Este blog nace de la ilusión, del esfuerzo, de las ganas de aprender, del deseo de compartir ideas, y por supuesto, del trabajo diario con mis alumnos.
Va dirigido principalmente a maestros de primaria, pero también a los alumnos en general y a mis "chatis" en particular.
En este blog presento cómo desarrollo en el aula la animación a la lectura y la expresión escrita, fundamentales para fomentar la imaginación y creatividad de los alumnos, pero también para impulsar su capacidad de reflexión, su libertad de pensamiento, y el fortalecimiento de su escala de valores y emociones.
Asi mísmo presentamos y aprendemos aspectos de cultura general que enriquecen su formación académica y personal.
Espero que disfrutéis con él.

jueves, 4 de junio de 2026

Cartas de una reina que la historia no supo escuchar

Hoy recupero una experiencia que vivimos el pasado mes de marzo y que merece tener un lugar en La sonrisa de las letras.

La Trovadora de la Historia nos visitó y el aula volvió a llenarse de ese silencio tan especial que solo aparece cuando una historia ha sido realmente escuchada. Porque cuando ella llega, no venimos a estudiar el pasado… venimos a sentirlo.

La Trovadora de la Historia nos acercó a la vida de Juana I de Castilla. Una reina marcada por uno de los sobrenombres más crueles que se le puede dar a una persona. Una mujer que sufrió. Una historia que, quizá, no siempre ha sido contada con justicia.

No buscaba respuestas exactas. Buscaba algo mucho más importante: empatizar. Intentar comprender sin juzgar. Entender que no podemos mirar el pasado con los ojos del presente, pero sí podemos acercarnos a él desde la emoción para darle sentido.

Y entonces ocurrió. En clase apareció una máquina del tiempo.

Y con ella, una misión muy clara: escribir la única carta que Juana pudo esconder en su cautiverio, aquella que nadie consiguió arrebatarle.

Mis chatis se metieron en su piel. Escribieron quién era, por qué decían —y quién decía— que estaba loca, cómo la hicieron sentir. Y, sobre todo, contaron su verdad, con la esperanza de que, en algún momento del futuro, alguien la leyera y le devolviera el lugar que merece en la historia.

Las palabras empezaron a brotar despacio, pero con fuerza. Desde el corazón, desde la empatía, desde un respeto profundo. Y no viajaron solas. También enviaron a Rigoberto, una de nuestras mascotas de clase, para acompañar a su hija Catalina con un mensaje lleno de cariño.

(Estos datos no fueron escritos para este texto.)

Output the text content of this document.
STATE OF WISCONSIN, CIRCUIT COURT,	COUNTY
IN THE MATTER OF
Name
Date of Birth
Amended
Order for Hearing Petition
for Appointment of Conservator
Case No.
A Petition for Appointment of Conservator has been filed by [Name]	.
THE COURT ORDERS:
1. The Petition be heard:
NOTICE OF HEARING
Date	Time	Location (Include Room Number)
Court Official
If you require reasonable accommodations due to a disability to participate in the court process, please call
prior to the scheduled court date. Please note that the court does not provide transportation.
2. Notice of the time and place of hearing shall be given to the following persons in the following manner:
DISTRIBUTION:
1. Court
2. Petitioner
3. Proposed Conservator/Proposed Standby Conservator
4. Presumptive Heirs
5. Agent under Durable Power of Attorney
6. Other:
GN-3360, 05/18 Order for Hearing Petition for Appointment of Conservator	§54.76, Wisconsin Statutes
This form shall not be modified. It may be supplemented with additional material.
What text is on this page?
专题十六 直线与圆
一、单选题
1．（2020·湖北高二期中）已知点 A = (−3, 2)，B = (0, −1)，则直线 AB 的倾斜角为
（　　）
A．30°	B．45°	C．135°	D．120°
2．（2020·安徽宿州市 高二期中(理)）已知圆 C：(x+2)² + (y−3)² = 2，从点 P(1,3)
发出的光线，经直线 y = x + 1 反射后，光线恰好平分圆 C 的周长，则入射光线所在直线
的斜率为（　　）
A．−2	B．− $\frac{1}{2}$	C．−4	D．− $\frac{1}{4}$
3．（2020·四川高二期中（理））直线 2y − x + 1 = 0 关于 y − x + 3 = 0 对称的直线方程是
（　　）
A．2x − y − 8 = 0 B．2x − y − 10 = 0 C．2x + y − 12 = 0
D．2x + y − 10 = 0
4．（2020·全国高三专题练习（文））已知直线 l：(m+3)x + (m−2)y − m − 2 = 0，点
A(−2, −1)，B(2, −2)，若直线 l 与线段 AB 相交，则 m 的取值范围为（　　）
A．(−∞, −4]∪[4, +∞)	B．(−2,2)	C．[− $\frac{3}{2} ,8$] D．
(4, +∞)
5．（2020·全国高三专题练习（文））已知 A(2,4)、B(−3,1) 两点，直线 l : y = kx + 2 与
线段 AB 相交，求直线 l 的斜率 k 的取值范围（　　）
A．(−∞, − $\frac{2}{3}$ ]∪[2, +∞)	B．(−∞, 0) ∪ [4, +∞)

Lo que surgió de esta experiencia es difícil de explicar: cartas llenas de emoción, sensibilidad, imaginación… pero también de justicia. Porque, por un momento, dejaron de escribir como alumnos y empezaron a hacerlo como la voz de alguien que necesitaba ser escuchada.

Y ahí está la magia. No solo practicaron la escritura. Aprendieron a mirar, a sentir, a ponerse en el lugar del otro.






Y ahí parecía terminar la historia. Pero no fue así. Dos días después llegó a clase una noticia que nos dejó completamente en silencio.

En un parque de Tordesillas, justo en el lugar donde hace siglos se levantaba el castillo en el que Juana pasó 46 años encerrada, había aparecido un cofre oculto. Un cofre sellado, olvidado durante siglos, que parecía haber estado esperando a ser encontrado.

En su interior había varias cartas. Cartas en las que una reina negaba su locura, explicaba su verdad y dejaba por escrito aquello que durante tanto tiempo no pudo decir. Y entonces ocurrió algo difícil de explicar. Poco a poco empezaron a entenderlo. Aquel cofre no era cualquiera. Era nuestra máquina del tiempo.

Aquella que días antes habíamos activado en clase para enviar al pasado las cartas que mis chatis habían escrito con todo el respeto y la emoción del mundo.

De alguna manera, habían vuelto. Habían pasado más de quinientos años, pero allí estaban sus palabras. Su voz. Su historia. Esperando a ser leída.

Más allá de la escritura, lo que vivimos aquellos días fue una auténtica lección de empatía. Una oportunidad para aprender a mirar sin juzgar y para descubrir el valor que tienen las palabras cuando nacen desde el respeto.

No cambiamos el pasado. Pero hicimos algo igual de importante. Escuchamos. Y cuando una voz que ha permanecido silenciada durante tanto tiempo vuelve a escucharse, algo dentro cambia.

Por eso me gusta recordar experiencias como esta. Porque la historia no son solo fechas, nombres o acontecimientos. Son personas. Personas que sintieron, sufrieron, soñaron y tomaron decisiones.

No sé si aquellas cartas llegaron realmente a Juana. Pero sí sé que su historia llegó a mis alumnos.

Y cuando los niños sienten la historia… ya nunca la olvidan.